D‑Wave releases developer toolkit and demo to accelerate quantum AI exploration, enabling seamless ML integration and practical RBM (GenAI-like) training
D-Wave Quantum recently released a collection of offerings to help developers explore and advance quantum artificial intelligence (“AI”) and machine learning (“ML”) innovation, including an open-source quantum AI toolkit and a demo. Available now for download, the quantum AI toolkit enables developers to seamlessly integrate quantum computers into modern ML architectures. The demo shows how developers can use the toolkit to experiment with using D-Wave(TM) quantum processors to generate simple images, reflecting what D-Wave believes is a pivotal step in the development of quantum AI capabilities. By releasing this new set of tools, D-Wave aims to help organizations accelerate the use of annealing quantum computers in a growing set of AI applications. The quantum AI toolkit, part of D-Wave’s Ocean(TM) software suite, provides direct integration between D-Wave’s quantum computers and PyTorch, an ML framework widely used to train and create deep learning models.
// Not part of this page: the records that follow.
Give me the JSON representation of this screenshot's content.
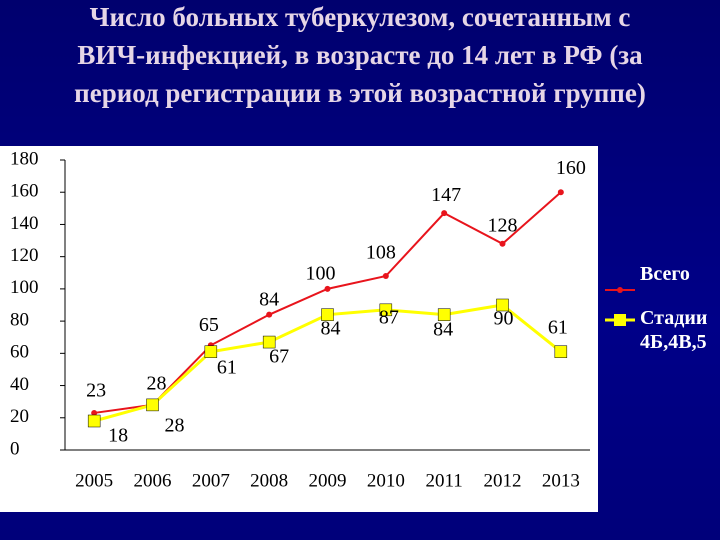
{
  "chart_data": {
    "type": "line",
    "title": [
      "Число больных туберкулезом, сочетанным с",
      "ВИЧ-инфекцией, в возрасте до 14 лет в РФ (за",
      "период регистрации в этой возрастной группе)"
    ],
    "categories": [
      "2005",
      "2006",
      "2007",
      "2008",
      "2009",
      "2010",
      "2011",
      "2012",
      "2013"
    ],
    "series": [
      {
        "name": "Всего",
        "color": "#e8141c",
        "values": [
          23,
          28,
          65,
          84,
          100,
          108,
          147,
          128,
          160
        ]
      },
      {
        "name": "Стадии 4Б,4В,5",
        "color": "#ffff00",
        "values": [
          18,
          28,
          61,
          67,
          84,
          87,
          84,
          90,
          61
        ]
      }
    ],
    "ylim": [
      0,
      180
    ],
    "yticks": [
      0,
      20,
      40,
      60,
      80,
      100,
      120,
      140,
      160,
      180
    ],
    "grid": false
  }
}
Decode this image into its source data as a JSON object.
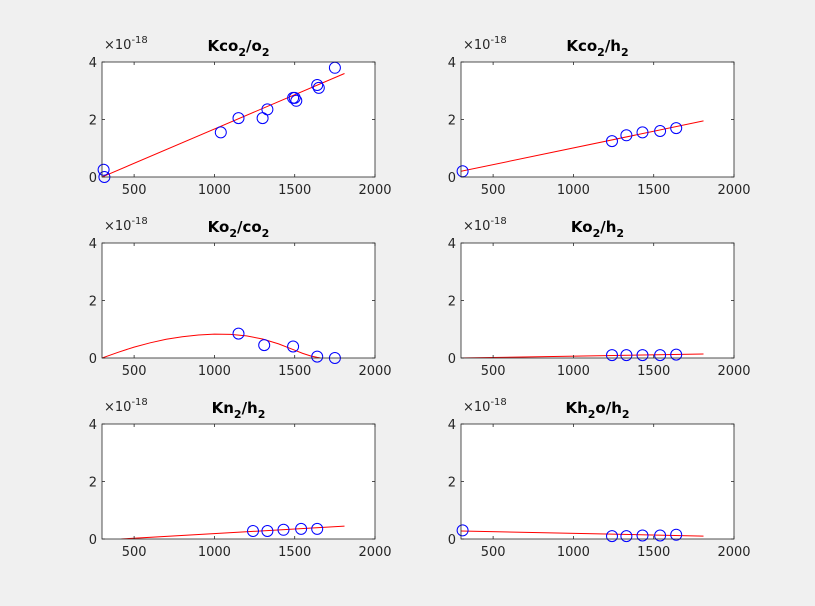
{
  "figure": {
    "background": "#f0f0f0",
    "axes_background": "#ffffff"
  },
  "colors": {
    "marker": "#0000ff",
    "fit_line": "#ff0000",
    "axis": "#262626"
  },
  "chart_data": [
    {
      "type": "scatter",
      "title": {
        "base": "Kco",
        "parts": [
          {
            "t": "Kco",
            "s": false
          },
          {
            "t": "2",
            "s": true
          },
          {
            "t": "/o",
            "s": false
          },
          {
            "t": "2",
            "s": true
          }
        ]
      },
      "multiplier": {
        "base": "×10",
        "exp": "-18"
      },
      "xlim": [
        300,
        2000
      ],
      "ylim": [
        0,
        4
      ],
      "xticks": [
        500,
        1000,
        1500,
        2000
      ],
      "yticks": [
        0,
        2,
        4
      ],
      "grid": false,
      "series": [
        {
          "mode": "markers",
          "marker": "circle",
          "x": [
            310,
            315,
            1040,
            1150,
            1300,
            1330,
            1490,
            1500,
            1510,
            1640,
            1650,
            1750
          ],
          "y": [
            0.25,
            0.0,
            1.55,
            2.05,
            2.05,
            2.35,
            2.75,
            2.75,
            2.65,
            3.2,
            3.1,
            3.8
          ]
        },
        {
          "mode": "line",
          "x": [
            300,
            1810
          ],
          "y": [
            0.0,
            3.6
          ]
        }
      ]
    },
    {
      "type": "scatter",
      "title": {
        "parts": [
          {
            "t": "Kco",
            "s": false
          },
          {
            "t": "2",
            "s": true
          },
          {
            "t": "/h",
            "s": false
          },
          {
            "t": "2",
            "s": true
          }
        ]
      },
      "multiplier": {
        "base": "×10",
        "exp": "-18"
      },
      "xlim": [
        300,
        2000
      ],
      "ylim": [
        0,
        4
      ],
      "xticks": [
        500,
        1000,
        1500,
        2000
      ],
      "yticks": [
        0,
        2,
        4
      ],
      "grid": false,
      "series": [
        {
          "mode": "markers",
          "marker": "circle",
          "x": [
            310,
            1240,
            1330,
            1430,
            1540,
            1640
          ],
          "y": [
            0.2,
            1.25,
            1.45,
            1.55,
            1.6,
            1.7
          ]
        },
        {
          "mode": "line",
          "x": [
            300,
            1810
          ],
          "y": [
            0.2,
            1.95
          ]
        }
      ]
    },
    {
      "type": "scatter",
      "title": {
        "parts": [
          {
            "t": "Ko",
            "s": false
          },
          {
            "t": "2",
            "s": true
          },
          {
            "t": "/co",
            "s": false
          },
          {
            "t": "2",
            "s": true
          }
        ]
      },
      "multiplier": {
        "base": "×10",
        "exp": "-18"
      },
      "xlim": [
        300,
        2000
      ],
      "ylim": [
        0,
        4
      ],
      "xticks": [
        500,
        1000,
        1500,
        2000
      ],
      "yticks": [
        0,
        2,
        4
      ],
      "grid": false,
      "series": [
        {
          "mode": "markers",
          "marker": "circle",
          "x": [
            1150,
            1310,
            1490,
            1640,
            1750
          ],
          "y": [
            0.85,
            0.45,
            0.4,
            0.05,
            0.0
          ]
        },
        {
          "mode": "line",
          "x": [
            300,
            400,
            500,
            600,
            700,
            800,
            900,
            1000,
            1100,
            1200,
            1300,
            1400,
            1500,
            1550,
            1600,
            1640,
            1660
          ],
          "y": [
            0.0,
            0.2,
            0.38,
            0.53,
            0.65,
            0.74,
            0.8,
            0.83,
            0.82,
            0.77,
            0.66,
            0.49,
            0.27,
            0.16,
            0.07,
            0.02,
            0.0
          ]
        }
      ]
    },
    {
      "type": "scatter",
      "title": {
        "parts": [
          {
            "t": "Ko",
            "s": false
          },
          {
            "t": "2",
            "s": true
          },
          {
            "t": "/h",
            "s": false
          },
          {
            "t": "2",
            "s": true
          }
        ]
      },
      "multiplier": {
        "base": "×10",
        "exp": "-18"
      },
      "xlim": [
        300,
        2000
      ],
      "ylim": [
        0,
        4
      ],
      "xticks": [
        500,
        1000,
        1500,
        2000
      ],
      "yticks": [
        0,
        2,
        4
      ],
      "grid": false,
      "series": [
        {
          "mode": "markers",
          "marker": "circle",
          "x": [
            1240,
            1330,
            1430,
            1540,
            1640
          ],
          "y": [
            0.1,
            0.1,
            0.1,
            0.1,
            0.12
          ]
        },
        {
          "mode": "line",
          "x": [
            300,
            1810
          ],
          "y": [
            0.0,
            0.14
          ]
        }
      ]
    },
    {
      "type": "scatter",
      "title": {
        "parts": [
          {
            "t": "Kn",
            "s": false
          },
          {
            "t": "2",
            "s": true
          },
          {
            "t": "/h",
            "s": false
          },
          {
            "t": "2",
            "s": true
          }
        ]
      },
      "multiplier": {
        "base": "×10",
        "exp": "-18"
      },
      "xlim": [
        300,
        2000
      ],
      "ylim": [
        0,
        4
      ],
      "xticks": [
        500,
        1000,
        1500,
        2000
      ],
      "yticks": [
        0,
        2,
        4
      ],
      "grid": false,
      "series": [
        {
          "mode": "markers",
          "marker": "circle",
          "x": [
            1240,
            1330,
            1430,
            1540,
            1640
          ],
          "y": [
            0.28,
            0.28,
            0.32,
            0.35,
            0.35
          ]
        },
        {
          "mode": "line",
          "x": [
            420,
            1810
          ],
          "y": [
            0.0,
            0.45
          ]
        }
      ]
    },
    {
      "type": "scatter",
      "title": {
        "parts": [
          {
            "t": "Kh",
            "s": false
          },
          {
            "t": "2",
            "s": true
          },
          {
            "t": "o/h",
            "s": false
          },
          {
            "t": "2",
            "s": true
          }
        ]
      },
      "multiplier": {
        "base": "×10",
        "exp": "-18"
      },
      "xlim": [
        300,
        2000
      ],
      "ylim": [
        0,
        4
      ],
      "xticks": [
        500,
        1000,
        1500,
        2000
      ],
      "yticks": [
        0,
        2,
        4
      ],
      "grid": false,
      "series": [
        {
          "mode": "markers",
          "marker": "circle",
          "x": [
            310,
            1240,
            1330,
            1430,
            1540,
            1640
          ],
          "y": [
            0.3,
            0.1,
            0.1,
            0.12,
            0.12,
            0.15
          ]
        },
        {
          "mode": "line",
          "x": [
            300,
            1810
          ],
          "y": [
            0.28,
            0.1
          ]
        }
      ]
    }
  ]
}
The toolkit includes a PyTorch neural network module for using a quantum computer to build and train ML models known as a restricted Boltzmann machine (“RBM”). Used to learn patterns and connections from complex data sets, RBMs are employed for generative AI tasks such as image recognition and drug discovery. Training RBMs with large datasets can be a computationally complex and time-consuming task that could be well-suited for a quantum computer. By integrating with PyTorch, D-Wave’s new toolkit aims to make it easy for developers to experiment with quantum computing to address computational challenges in training AI models. “With this new toolkit and demo, D-Wave is enabling developers to build architectures that integrate our annealing quantum processors into a growing set of ML models,” said Dr. Trevor Lanting, chief development officer at D-Wave.